Context and how the law should treat "white Protestant" denominations

David E. Guinn davideguinn at YAHOO.COM
Wed Oct 3 10:48:59 PDT 2001


To be fair to Prof. Newsom, I do agree that context can be a relevant
consideration.  The religious discrimination claim in Goldman does not
become appearant until the uniform regulations are viewed in the context of
the religious practices of the Christian majority (Protestant and Catholic)
as demonstrated in Brenan's dissent.  I think that any FE or EC claim raised
against a state action must be tested by comparing it to norms of the
majority practice.  Insofar as there is an identity - the practice must be
suspect.  (Here I think the Sunday closing laws cases, etc. were wrong.)

The problem I have with Prof. Newsom's posts rest in his labeling "white
Protestant" as automatically being equivilent to the dominant cultural norm.
As evident in Mozart, that is not necessarily the case.  (While I haven't
resolved how I would handle the education issue, I think Mozart is wrong in
failing to recognize the religious endorsement the education system is
making.  Mozart fails to recognize the context.)

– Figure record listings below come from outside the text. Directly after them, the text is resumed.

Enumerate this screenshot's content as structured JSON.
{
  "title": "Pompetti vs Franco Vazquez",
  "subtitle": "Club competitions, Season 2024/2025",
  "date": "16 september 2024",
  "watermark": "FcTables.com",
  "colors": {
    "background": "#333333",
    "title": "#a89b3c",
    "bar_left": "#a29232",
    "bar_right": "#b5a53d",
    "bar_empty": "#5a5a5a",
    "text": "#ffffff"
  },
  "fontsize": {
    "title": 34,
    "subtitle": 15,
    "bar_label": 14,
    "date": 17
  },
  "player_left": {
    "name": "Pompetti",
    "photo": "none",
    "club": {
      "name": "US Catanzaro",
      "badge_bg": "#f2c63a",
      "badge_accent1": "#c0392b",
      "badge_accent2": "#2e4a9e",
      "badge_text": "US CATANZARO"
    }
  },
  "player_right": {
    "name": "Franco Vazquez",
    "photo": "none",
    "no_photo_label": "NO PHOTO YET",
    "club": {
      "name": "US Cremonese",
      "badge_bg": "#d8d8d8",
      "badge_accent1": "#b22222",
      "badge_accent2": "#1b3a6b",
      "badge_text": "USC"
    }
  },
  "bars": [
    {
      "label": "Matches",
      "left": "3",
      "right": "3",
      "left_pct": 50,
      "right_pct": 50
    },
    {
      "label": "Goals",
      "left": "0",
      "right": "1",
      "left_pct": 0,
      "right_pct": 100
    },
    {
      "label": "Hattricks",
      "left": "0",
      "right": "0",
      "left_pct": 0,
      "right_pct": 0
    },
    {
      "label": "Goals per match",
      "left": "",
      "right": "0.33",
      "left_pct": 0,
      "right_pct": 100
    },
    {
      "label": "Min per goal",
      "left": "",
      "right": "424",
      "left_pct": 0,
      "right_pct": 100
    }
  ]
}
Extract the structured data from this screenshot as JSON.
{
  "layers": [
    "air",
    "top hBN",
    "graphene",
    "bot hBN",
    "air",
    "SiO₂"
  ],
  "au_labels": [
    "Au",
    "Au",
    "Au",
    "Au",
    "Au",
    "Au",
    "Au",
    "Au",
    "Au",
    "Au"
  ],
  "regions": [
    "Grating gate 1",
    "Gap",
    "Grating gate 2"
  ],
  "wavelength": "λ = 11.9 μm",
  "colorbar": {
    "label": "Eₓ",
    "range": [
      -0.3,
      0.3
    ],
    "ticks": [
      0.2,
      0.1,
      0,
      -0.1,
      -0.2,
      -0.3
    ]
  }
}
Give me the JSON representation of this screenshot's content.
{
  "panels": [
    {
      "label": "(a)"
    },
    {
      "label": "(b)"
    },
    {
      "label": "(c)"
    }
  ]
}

I don't think there is any way to label dominant cultural practices as
identical with any one tradition.  It depends on the particular practice in
question  which may be endorsed by any number of traditions - or parts of
traditions.  As many comentators note, there are more commonalities based on
political ideology (conservative/liberal) then dogma - so that many
conservative Protestants feel a closer affinity with conservative Roman
Catholics than they do to the liberal wings of their own tradition.